Sintering Stardust

Sintering Stardust
Sintering Stardust: Two High School Students Search into Microwave Sintering as a Possible Solution to Lunar Regolith Dust
By Abigail Glover
Currently pursuing a degree in Mechanical Engineering, Aydin Cunningham delved into regolith simulants during his junior year of high school when he stumbled upon a science book about lunar resources.
The book focused on the many challenges associated with utilizing various in-situ materials on the moon and what would need to be prepared in advance for humanity’s return. However, one such issue stood out to the inquisitive high school student. What was an effective way to manage lunar regolith dust? Lunar regolith dust is a fine grit of jagged silica grains mixed with other minerals like iron. The dust accumulates a static charge which makes it stick to space suits and equipment where it can cause abrasion damage. Cunningham's curiosity was piqued by the book’s mentioning of using microwaves as a possible solution to this issue and thought it may be possible to create dust-free “hardscape” areas around equipment and lunar base air locks. He and his partner Leland Jacobson set out to explore a microwave sintering process that could turn the loose lunar dust into solid and durable masses.
The focus of their experiment soon expanded from Lunar dust mitigation to the possibility of using sintered Lunar regolith to create construction materials.

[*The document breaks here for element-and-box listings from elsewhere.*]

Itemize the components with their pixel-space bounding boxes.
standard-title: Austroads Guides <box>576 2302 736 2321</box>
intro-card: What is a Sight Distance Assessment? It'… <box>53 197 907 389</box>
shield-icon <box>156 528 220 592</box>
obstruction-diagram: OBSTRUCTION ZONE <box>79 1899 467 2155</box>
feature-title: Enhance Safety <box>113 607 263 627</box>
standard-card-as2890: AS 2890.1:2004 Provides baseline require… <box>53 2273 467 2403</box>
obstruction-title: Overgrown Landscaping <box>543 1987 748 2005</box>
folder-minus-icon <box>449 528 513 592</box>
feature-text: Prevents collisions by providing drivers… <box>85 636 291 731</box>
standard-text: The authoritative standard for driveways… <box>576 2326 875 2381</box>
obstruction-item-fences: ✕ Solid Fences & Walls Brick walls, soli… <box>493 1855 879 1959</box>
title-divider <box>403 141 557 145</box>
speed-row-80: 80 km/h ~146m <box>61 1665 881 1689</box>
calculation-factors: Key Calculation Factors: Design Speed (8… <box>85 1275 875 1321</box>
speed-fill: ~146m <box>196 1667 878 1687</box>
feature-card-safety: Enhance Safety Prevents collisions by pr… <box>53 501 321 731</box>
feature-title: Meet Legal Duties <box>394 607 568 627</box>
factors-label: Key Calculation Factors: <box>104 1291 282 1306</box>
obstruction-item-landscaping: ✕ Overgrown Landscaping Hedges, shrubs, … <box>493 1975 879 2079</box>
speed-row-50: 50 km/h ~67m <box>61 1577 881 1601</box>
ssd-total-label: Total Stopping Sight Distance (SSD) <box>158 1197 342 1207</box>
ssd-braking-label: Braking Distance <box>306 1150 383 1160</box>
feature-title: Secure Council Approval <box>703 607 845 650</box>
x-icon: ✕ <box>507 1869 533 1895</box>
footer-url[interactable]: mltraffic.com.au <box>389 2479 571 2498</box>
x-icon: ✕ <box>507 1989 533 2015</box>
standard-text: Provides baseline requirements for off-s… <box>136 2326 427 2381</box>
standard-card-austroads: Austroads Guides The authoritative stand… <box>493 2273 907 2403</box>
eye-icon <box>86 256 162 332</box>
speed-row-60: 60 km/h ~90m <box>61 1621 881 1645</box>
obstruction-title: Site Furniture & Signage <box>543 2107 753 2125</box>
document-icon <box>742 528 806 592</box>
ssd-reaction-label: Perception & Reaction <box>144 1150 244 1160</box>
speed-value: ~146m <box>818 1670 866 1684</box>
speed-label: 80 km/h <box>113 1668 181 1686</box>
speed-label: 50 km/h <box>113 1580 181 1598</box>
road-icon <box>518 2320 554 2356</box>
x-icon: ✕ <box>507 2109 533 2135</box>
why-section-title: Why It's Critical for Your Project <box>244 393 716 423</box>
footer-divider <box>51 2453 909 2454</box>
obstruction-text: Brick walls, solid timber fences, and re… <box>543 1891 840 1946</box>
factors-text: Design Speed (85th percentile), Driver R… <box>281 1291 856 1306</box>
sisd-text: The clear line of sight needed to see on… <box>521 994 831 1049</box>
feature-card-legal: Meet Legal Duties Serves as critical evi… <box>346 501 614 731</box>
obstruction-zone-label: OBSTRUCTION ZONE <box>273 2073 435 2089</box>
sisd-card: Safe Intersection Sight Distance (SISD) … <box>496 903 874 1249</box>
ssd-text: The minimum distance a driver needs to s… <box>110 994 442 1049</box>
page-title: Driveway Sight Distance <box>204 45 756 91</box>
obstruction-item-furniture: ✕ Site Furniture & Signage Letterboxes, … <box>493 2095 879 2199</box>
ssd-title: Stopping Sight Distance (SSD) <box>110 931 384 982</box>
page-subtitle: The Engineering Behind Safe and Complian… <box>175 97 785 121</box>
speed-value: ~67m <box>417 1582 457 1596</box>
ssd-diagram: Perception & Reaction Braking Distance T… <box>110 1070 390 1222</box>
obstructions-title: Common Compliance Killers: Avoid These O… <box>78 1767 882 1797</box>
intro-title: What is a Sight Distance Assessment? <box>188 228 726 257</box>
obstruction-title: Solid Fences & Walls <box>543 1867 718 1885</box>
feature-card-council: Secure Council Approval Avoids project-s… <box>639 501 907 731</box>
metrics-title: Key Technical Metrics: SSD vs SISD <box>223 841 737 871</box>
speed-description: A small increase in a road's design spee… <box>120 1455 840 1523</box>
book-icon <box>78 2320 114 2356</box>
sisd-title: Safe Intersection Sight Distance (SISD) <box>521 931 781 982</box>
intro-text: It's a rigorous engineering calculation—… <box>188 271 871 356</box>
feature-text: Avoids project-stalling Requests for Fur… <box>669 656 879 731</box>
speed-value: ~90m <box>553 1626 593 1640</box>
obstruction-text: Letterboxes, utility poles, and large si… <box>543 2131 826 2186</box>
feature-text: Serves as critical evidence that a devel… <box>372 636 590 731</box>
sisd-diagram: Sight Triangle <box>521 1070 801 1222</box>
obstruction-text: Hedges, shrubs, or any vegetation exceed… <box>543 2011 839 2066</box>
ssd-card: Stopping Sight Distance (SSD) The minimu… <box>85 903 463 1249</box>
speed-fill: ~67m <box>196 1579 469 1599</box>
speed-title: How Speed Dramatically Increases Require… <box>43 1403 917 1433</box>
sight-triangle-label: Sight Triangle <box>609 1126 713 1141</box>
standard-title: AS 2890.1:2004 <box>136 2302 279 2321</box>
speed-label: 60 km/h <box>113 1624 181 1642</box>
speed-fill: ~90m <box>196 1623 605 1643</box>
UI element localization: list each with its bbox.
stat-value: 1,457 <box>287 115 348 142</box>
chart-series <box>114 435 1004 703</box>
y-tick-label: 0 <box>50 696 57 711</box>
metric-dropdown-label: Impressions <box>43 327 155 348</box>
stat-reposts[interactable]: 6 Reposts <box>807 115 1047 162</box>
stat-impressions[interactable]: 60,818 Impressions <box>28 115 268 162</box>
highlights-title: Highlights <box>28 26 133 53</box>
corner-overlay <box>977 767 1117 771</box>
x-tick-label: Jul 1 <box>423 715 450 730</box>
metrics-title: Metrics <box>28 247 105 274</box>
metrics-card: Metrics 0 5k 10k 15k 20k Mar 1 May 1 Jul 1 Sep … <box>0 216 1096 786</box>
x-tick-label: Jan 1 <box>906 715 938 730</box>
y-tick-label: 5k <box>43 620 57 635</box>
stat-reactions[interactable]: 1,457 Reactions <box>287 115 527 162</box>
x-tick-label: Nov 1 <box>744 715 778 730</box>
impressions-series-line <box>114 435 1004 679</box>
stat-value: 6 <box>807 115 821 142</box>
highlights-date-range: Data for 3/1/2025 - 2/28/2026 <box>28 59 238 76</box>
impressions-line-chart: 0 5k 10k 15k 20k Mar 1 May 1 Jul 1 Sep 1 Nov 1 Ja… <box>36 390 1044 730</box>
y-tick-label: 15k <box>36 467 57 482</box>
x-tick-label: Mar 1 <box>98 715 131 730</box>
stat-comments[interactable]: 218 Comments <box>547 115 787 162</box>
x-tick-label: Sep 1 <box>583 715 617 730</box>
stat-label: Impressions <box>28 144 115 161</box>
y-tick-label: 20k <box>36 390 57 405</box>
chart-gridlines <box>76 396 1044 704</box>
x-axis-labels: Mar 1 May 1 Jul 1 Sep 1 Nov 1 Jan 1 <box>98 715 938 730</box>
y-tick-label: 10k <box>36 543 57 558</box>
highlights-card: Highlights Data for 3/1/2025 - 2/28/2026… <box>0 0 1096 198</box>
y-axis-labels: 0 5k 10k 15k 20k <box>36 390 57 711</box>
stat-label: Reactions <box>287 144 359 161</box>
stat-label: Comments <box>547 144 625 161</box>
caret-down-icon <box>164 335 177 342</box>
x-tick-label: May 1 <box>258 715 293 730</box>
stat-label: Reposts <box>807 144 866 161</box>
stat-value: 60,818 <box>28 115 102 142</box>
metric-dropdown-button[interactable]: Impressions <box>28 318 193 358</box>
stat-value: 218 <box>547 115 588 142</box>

Their approach utilized Exolith Lab’s Lunar Highlands Simulant (LHS-1), combined with micron-sized iron particles to better replicate lunar regolith, and a 1200W, 2.45GHz home microwave. Over the course of 6-7 months, Cunningham and Jacobson conducted numerous tests, meticulously observing various microwave configurations, different increments of microwave exposure, and varying iron concentrations in the regolith simulant. After each microwaved sintering sample was collected, the two then tested the overall strength of the material using a hammer and press. Through their experimentation, the two discovered that a 5% iron concentration microwaved for approximately 5 minutes yielded the most promising results, producing a solid block of lunar regolith slag.
In their concluding remarks, Cunningham and Jacobson highlighted that the key to their success lay in using two layered porcelain crucibles, emphasizing the importance of insulation in the sintering process. They also noted that while micron-sized iron particles were initially considered ideal, their efficacy was diminished due to their size. Nanophase iron particles, as seen on the moon, have the potential for much greater efficiency. Nevertheless, their efforts showed that sintering lunar regolith into cohesive masses of silicon/obsidian, iron, and dust aggregate was achievable within mere minutes.
The microwave sintering technique Cunningham and Jacobson explored holds immense promise for transforming loose lunar dust into robust construction materials. This study, and others like it, could potentially pave the way for constructing various structures on the Moon, from bricks and sheets to tiling. Additionally, the concept of sintering the lunar dust into solid ground opens possibilities for creating stable foundations on the dusty lunar surface.
As humanity continues to explore the prospects of space exploration and colonization, new ways to examine viable solutions like Cunningham's could become the foundation for future endeavors beyond our home planet.